From: Lubomir Bourdev (lbourdev_at_[hidden])
Date: 2006-10-31 20:47:01


 
Stefan Heinzmann wrote:
>
> Maybe it's just me but I find extending GIL to support
> something like the v210 Quicktime format quite challenging (I
> don't want to imply that this is GIL's fault). This is a
> 10-bit YUV 4:2:2 format which stores 6 pixels in 16 bytes. It
> appears to me as if trying to support it would touch on a lot
> of concepts and corners of GIL, as it would require a new
> pixel storage format, color space, component subsampling, and
> maybe more.
>
> I believe it would help understanding if you could try to
> give at least a road map of what needs doing to support this
> properly (a fully coded example would probably require quite
> some effort).
>

Stefan,

This is an excellent example for a very complicated image format.
Here is a link that I found that describes it:

http://developer.apple.com/quicktime/icefloe/dispatch019.html#v210

Basically, each 16 bytes contain 6 packed Y'CbCr pixels, each channel of
which is 10-bits long. Some of the channels are shared between different
pixels.

Here is a rough plan of how I would approach modeling this in GIL:

1. Provide yCrCb color space
2. Provide a model of sub-byte channel reference whose offset can be
specified at run time
3. Create a custom pixel iterator to handle v120 format

__________________________
Detail:

1. Provide yCrCb color space (see design guide for detail):

struct ycrcb_t {
    typedef ycrcb_t base;
    BOOST_STATIC_CONSTANT(int, num_channels=3);
};

This defines the common typedefs for pixels, iterators, locators,
images, etc:

GIL_DEFINE_ALL_TYPEDEFS(8, ycrcb)
GIL_DEFINE_ALL_TYPEDEFS(8s, ycrcb)
GIL_DEFINE_ALL_TYPEDEFS(16, ycrcb)
GIL_DEFINE_ALL_TYPEDEFS(16s,ycrcb)
GIL_DEFINE_ALL_TYPEDEFS(32f,ycrcb)
GIL_DEFINE_ALL_TYPEDEFS(32s,ycrcb)

2. Create a model of a sub-byte channel reference, whose offset is a
dynamic parameter.
This is almost identical to class packed_channel_reference from the
packed_pixel example:

template <typename DataValue, typename ChannelValue,
          int FirstBit, int NumBits, bool Mutable>
class packed_channel_reference;

Except that FirstBit is passed at run time and stored inside of it:

template <typename DataValue, typename ChannelValue,
          int NumBits, bool Mutable>
class packed_runtime_channel_reference {
    ...
    const int _first_bit;
};

We now have a model of the 10-bit channel:

typedef packed_runtime_channel_reference<uint32_t, uint16_t, 10, true>
    v120_channel_ref_t;

We can use it to define a model of a pixel reference. We can reuse
pixel_ref, which is a class that models PixelConcept whose channels are
at disjoint places in memory:

typedef planar_ref<v120_channel_ref, ycrcb_t> v120_pixel_ref_t;

3. Create a custom pixel iterator, containing a pointer to the first
byte in 16-byte block and index to the current pixel in the block:

// Models PixelIteratorConcept
struct v120_pixel_ptr : public boost::iterator_facade<...> {
    uint32_t* p; // pointer to the first byte of a 16-byte chunk
    int index; // which pixel is it currently on? (0..5)

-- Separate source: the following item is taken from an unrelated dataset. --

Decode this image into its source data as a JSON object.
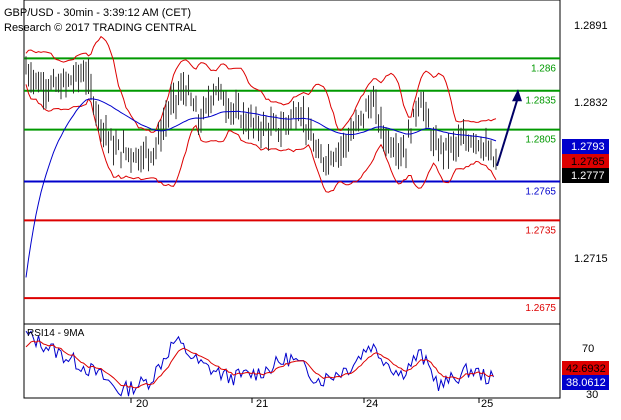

    typedef v120_pixel_ref_t reference;
    typedef ycrcb16_pixel_t value_type;

    void increment();
    reference dereference() const;
};

Its increment will bump up the index of the pixel, and if it reaches 6,
will move the pointer to the next 16 bytes:

void v120_pixel_ptr::increment() {
   if (++index==6) {
      index=0;
      p+=4;
   }
}

Its dereference will return a reference to the appropriate channels.
For example, the fourth pixel uses:
 For Y': bits [22..31] of the 3rd word
 For Cb: bits [2 ..11] of the 2nd word
 For Cr: bits [12..21] of the 3rd word

reference v120_pixel_ptr::dereference() const {
   switch (index) {
      ...
      case 4: return reference(
              v120_channel_ref_t(*(p+3),22),
              v120_channel_ref_t(*(p+2),2),
              v120_channel_ref_t(*(p+3),12));
      ...
   }
}

You can now construct a view from the iterator:

typedef type_from_x_iterator<v120_pixel_ptr>::view_t v120_view_t;

And you should be able to construct it with common GIL functions:

v120_view_t v120_view=interleaved_view(width, height, ptr, row_bytes);

You should be able to use this view in algorithms:

copy_pixels(v120_view1, v120_view2);

Note that it is only compatible with other v120 views. So you cannot
copy to/from a regular view, even if it is Y'CbCr type. To do that you
will have to write channel conversion and color conversion. Use the
packed_pixel.hpp example to see how to do that.
Once you do that you should be able to do:

copy_and_convert_pixels(v120_view, rgb8_view);
copy_and_convert_pixels(rgb8_view, v120_view);

or:

jpeg_write_view("out.jpg",
    color_converted_view<rgb8_pixel_t>(v120_view,
v120_color_converter));

You should be able to run carefully designed generic algorithms directly
on native v120 data.

Lubomir